To find the velocity of the particle when it returns to the starting point, we can break the problem into two parts: the first part when the particle is accelerating and the second part when the particle is decelerating.
First, let's find the time it takes for the particle to reach its maximum velocity. We can use the equation of motion:
v = u + at,
where v is the final velocity, u is the initial velocity, a is the acceleration, and t is the time taken. Let's denote the time taken for the particle to reach its maximum velocity as t1.
Given:
Initial velocity, u = 10 m/s
Final velocity, v = 50 m/s
We can rearrange the equation to solve for t1:
t1 = (v - u) / a,
Substituting the given values into the equation:
t1 = (50 - 10) / a,
Now, let's find the distance traveled by the particle during the first part. We can use the equation:
s = ut + (1/2)at^2,
where s is the distance traveled.
Since the particle starts from the origin, the distance traveled in the first part will be:
s1 = (1/2)at1^2,
Now, let's find the time it takes for the particle to return to the starting point after the acceleration is reversed. Let's denote this time as t2.

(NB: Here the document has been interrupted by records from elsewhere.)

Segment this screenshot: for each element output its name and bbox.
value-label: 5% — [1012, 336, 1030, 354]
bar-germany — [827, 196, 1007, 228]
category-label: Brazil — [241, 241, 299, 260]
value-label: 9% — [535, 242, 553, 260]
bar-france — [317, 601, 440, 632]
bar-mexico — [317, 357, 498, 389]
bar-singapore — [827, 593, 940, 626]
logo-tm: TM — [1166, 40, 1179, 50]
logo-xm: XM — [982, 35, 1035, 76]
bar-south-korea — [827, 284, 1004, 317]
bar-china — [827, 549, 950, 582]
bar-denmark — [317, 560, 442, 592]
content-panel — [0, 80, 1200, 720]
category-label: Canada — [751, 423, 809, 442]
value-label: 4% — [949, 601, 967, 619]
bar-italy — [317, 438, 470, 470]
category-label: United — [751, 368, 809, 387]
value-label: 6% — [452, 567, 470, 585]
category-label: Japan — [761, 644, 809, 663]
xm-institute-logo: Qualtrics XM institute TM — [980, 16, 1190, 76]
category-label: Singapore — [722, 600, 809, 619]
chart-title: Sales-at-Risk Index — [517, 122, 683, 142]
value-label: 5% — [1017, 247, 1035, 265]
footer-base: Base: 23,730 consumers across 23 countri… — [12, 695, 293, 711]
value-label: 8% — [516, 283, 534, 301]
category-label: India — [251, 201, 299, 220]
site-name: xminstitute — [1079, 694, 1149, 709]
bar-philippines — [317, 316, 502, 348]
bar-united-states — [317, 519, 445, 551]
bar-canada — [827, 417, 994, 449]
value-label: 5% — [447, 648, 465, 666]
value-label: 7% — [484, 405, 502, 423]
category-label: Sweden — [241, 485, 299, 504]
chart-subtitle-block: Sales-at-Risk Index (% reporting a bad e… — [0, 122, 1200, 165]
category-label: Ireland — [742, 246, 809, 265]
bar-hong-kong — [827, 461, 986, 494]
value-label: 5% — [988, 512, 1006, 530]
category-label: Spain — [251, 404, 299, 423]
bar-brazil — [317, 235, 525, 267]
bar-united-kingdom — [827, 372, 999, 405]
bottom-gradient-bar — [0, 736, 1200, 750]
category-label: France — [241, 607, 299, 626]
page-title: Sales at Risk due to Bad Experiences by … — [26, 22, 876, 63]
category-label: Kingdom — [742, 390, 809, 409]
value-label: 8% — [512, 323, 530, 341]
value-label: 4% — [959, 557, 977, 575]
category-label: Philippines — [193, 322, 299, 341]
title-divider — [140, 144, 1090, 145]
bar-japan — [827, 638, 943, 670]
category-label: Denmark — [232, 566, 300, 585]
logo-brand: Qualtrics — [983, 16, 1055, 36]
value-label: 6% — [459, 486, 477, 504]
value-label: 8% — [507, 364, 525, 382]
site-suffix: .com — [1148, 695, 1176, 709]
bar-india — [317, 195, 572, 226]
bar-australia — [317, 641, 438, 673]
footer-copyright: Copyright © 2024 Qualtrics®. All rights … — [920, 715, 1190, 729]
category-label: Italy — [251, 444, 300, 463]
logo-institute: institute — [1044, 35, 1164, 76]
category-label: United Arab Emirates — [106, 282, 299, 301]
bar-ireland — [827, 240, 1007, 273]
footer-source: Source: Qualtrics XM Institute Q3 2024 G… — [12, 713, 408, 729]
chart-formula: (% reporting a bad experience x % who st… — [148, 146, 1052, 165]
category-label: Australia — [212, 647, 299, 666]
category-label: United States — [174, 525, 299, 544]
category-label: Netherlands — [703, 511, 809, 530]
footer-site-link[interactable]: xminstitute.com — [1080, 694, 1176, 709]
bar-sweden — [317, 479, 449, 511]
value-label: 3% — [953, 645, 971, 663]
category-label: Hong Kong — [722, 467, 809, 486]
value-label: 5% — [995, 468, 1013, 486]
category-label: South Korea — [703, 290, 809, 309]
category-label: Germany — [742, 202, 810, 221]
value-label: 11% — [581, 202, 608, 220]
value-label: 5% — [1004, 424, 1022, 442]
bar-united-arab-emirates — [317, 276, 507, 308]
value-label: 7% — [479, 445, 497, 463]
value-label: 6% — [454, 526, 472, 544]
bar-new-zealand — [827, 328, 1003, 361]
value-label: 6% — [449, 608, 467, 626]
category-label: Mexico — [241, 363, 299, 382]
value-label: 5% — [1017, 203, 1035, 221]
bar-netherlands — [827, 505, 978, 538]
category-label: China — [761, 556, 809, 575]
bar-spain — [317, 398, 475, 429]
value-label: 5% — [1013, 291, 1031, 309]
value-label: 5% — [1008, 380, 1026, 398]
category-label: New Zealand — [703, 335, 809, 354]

During this time, the particle will decelerate with the same magnitude of acceleration. Therefore, the time taken to return to the starting point will be the same as the time taken to reach the maximum velocity, t1:
t2 = t1,
Now, let's find the distance traveled by the particle during the second part, which can be obtained using the equation:
s2 = v*t2 - (1/2)a*t2^2,
Since the particle returns to the starting point, the total distance traveled will be the sum of s1 and s2:
Total distance traveled (s) = s1 + s2,
Using the values of s1 and s2, we can find the total distance traveled by the particle.
Finally, to find the velocity of the particle when it returns to the starting point, we can use the equation of motion:
v = u + at,
where v is the final velocity, u is the initial velocity, a is the acceleration, and t is the time taken. Let's denote the final velocity as v2.
Given:
Initial velocity, u = 10 m/s
Final velocity, v2 = ?
Acceleration, a = -a (since it is reversed)
Rearranging the equation, we have:
v2 = u - a*t2 = u - a*t1,
Substituting the values of u, a, and t1 into the equation, we can find the final velocity of the particle when it returns to the starting point.